En 1929, y , en pleno aunge de lo que se llamó “La Edad Dorada”, los principales escritores de relatos detectivescos fundaron, en Londres, el Detection Club.

Dorothy Sayers, una de sus principales referentes e impulsoras, así se expresaba:

«¿Qué es eso del Detection Club?» Es una sociedad privada de autores de novelas policiales que existe en Gran Bretaña, y cuyo propósito es proporcionarles la oportunidad de cenar juntos a intervalos regulares, para conversar interminablemente acerca del oficio. Esta sociedad no tiene compromisos con ningún editor, ni tampoco, aunque exista en todos sus miembros la honrada ambición de obtener algún que otro penique a cambio del placer que al público dispensan, cuenta entre sus fines primordiales la preocupación de hacer dinero.
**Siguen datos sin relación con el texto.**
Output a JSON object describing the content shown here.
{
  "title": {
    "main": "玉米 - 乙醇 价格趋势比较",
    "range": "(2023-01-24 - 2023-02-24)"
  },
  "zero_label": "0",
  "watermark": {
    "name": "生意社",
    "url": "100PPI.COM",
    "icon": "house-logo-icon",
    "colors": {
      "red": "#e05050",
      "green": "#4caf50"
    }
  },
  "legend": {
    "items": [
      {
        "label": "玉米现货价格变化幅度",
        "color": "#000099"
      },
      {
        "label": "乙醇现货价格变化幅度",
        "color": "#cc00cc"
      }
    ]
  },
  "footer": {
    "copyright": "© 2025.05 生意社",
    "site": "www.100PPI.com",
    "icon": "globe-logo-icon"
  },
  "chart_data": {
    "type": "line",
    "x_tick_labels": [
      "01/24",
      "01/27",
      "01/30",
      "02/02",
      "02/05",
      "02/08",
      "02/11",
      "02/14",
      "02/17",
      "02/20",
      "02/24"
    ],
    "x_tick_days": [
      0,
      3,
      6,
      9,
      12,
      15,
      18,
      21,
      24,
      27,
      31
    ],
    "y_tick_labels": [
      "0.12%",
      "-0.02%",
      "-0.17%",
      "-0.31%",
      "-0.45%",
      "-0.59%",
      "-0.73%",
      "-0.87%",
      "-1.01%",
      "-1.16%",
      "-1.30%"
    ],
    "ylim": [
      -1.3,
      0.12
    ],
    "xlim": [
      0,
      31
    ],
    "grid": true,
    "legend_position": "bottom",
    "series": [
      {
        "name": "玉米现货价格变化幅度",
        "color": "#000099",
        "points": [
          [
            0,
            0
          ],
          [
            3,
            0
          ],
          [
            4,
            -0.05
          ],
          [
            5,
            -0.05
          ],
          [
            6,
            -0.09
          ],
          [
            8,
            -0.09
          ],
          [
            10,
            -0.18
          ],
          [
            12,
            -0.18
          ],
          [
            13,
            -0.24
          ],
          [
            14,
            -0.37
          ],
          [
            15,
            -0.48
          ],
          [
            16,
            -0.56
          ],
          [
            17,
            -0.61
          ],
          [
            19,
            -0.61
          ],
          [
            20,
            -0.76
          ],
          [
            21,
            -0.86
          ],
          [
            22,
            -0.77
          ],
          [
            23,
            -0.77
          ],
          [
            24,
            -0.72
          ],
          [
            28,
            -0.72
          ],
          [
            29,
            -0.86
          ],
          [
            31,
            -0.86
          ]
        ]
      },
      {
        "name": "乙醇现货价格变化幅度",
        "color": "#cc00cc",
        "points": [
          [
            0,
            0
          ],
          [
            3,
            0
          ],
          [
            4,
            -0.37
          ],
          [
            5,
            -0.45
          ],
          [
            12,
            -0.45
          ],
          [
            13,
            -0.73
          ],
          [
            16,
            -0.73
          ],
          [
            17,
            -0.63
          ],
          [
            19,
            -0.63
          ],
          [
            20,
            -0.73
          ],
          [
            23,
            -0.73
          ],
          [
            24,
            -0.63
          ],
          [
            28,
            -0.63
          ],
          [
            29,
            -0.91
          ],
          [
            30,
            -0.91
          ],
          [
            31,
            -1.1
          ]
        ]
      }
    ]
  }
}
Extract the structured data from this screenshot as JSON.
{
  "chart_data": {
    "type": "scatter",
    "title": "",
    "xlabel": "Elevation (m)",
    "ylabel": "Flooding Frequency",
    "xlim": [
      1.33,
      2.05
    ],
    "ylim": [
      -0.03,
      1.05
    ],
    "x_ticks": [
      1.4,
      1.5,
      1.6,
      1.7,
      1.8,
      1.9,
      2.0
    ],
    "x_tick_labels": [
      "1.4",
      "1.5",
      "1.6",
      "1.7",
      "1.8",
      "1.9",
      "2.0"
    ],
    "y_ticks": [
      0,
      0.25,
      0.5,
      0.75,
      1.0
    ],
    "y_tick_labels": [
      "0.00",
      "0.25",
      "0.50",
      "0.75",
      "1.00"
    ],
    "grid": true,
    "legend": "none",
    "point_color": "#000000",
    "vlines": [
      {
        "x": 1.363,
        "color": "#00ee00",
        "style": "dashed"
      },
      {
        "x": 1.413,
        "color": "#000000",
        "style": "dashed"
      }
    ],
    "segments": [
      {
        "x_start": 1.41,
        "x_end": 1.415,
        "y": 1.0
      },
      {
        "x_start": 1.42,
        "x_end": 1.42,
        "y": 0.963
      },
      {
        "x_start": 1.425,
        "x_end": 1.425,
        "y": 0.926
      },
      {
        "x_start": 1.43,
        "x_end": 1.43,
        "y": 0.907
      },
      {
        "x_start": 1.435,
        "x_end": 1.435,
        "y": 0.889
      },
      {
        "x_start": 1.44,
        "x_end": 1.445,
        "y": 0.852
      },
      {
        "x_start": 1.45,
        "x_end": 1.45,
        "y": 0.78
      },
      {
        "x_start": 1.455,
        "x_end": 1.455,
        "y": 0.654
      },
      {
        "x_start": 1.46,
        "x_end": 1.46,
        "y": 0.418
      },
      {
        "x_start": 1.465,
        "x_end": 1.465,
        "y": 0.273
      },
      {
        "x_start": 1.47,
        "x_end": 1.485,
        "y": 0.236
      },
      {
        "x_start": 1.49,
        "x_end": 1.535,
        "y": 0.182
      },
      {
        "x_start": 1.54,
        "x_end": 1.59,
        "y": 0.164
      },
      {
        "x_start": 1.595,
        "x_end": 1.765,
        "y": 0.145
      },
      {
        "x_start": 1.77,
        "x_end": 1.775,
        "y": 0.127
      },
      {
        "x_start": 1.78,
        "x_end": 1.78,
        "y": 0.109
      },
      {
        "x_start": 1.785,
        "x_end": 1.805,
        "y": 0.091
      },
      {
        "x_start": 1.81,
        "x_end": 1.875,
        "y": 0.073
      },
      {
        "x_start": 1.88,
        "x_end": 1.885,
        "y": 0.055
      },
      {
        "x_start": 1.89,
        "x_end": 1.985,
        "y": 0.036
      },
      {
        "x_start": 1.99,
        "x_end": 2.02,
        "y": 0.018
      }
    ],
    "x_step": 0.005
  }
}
Sus miembros se reclutan exclusivamente entre los autores de auténticas novelas policiales (y no de meros relatos de aventuras ni de «thrillers») y la elección, que se efectúa por medio del voto del club en pleno ante la recomendación de dos o más de sus socios, obliga a un juramento determinado. Si bien todas las torturas del universo no podrían inducirme a revelar dato alguno referente al solemne ritual del Detection Club, acaso me sea lícito aventurar unas pocas palabras respecto a la naturaleza del juramento exigido. Brevemente, la cosa viene a consistir en que cada autor se compromete a jugar limpio con el público y con sus colegas. Sus detectives deberán investigar por sus propios medios, sin ayuda de accidentes ni de coincidencias; no inventará rayos mortíferos ni venenos absurdos para llegar a soluciones que ningún ser normal podría esperar, y tratará de escribir en el inglés más correcto posible. Guardará una inviolable reserva sobre los argumentos y títulos futuros de sus colegas, a quienes prestará cuanta ayuda pueda cuando necesiten consejo acerca de asuntos técnicos. Si alguna finalidad seria existe en la organización confesadamente frívola del Detection Club, es la de mantener la novela policial en el más elevado nivel que su naturaleza intrínseca consienta y depurarla del funesto legado de sensacionalismo, cháchara y estilo corrompido que por desgracia la abrumó en los tiempos pasados.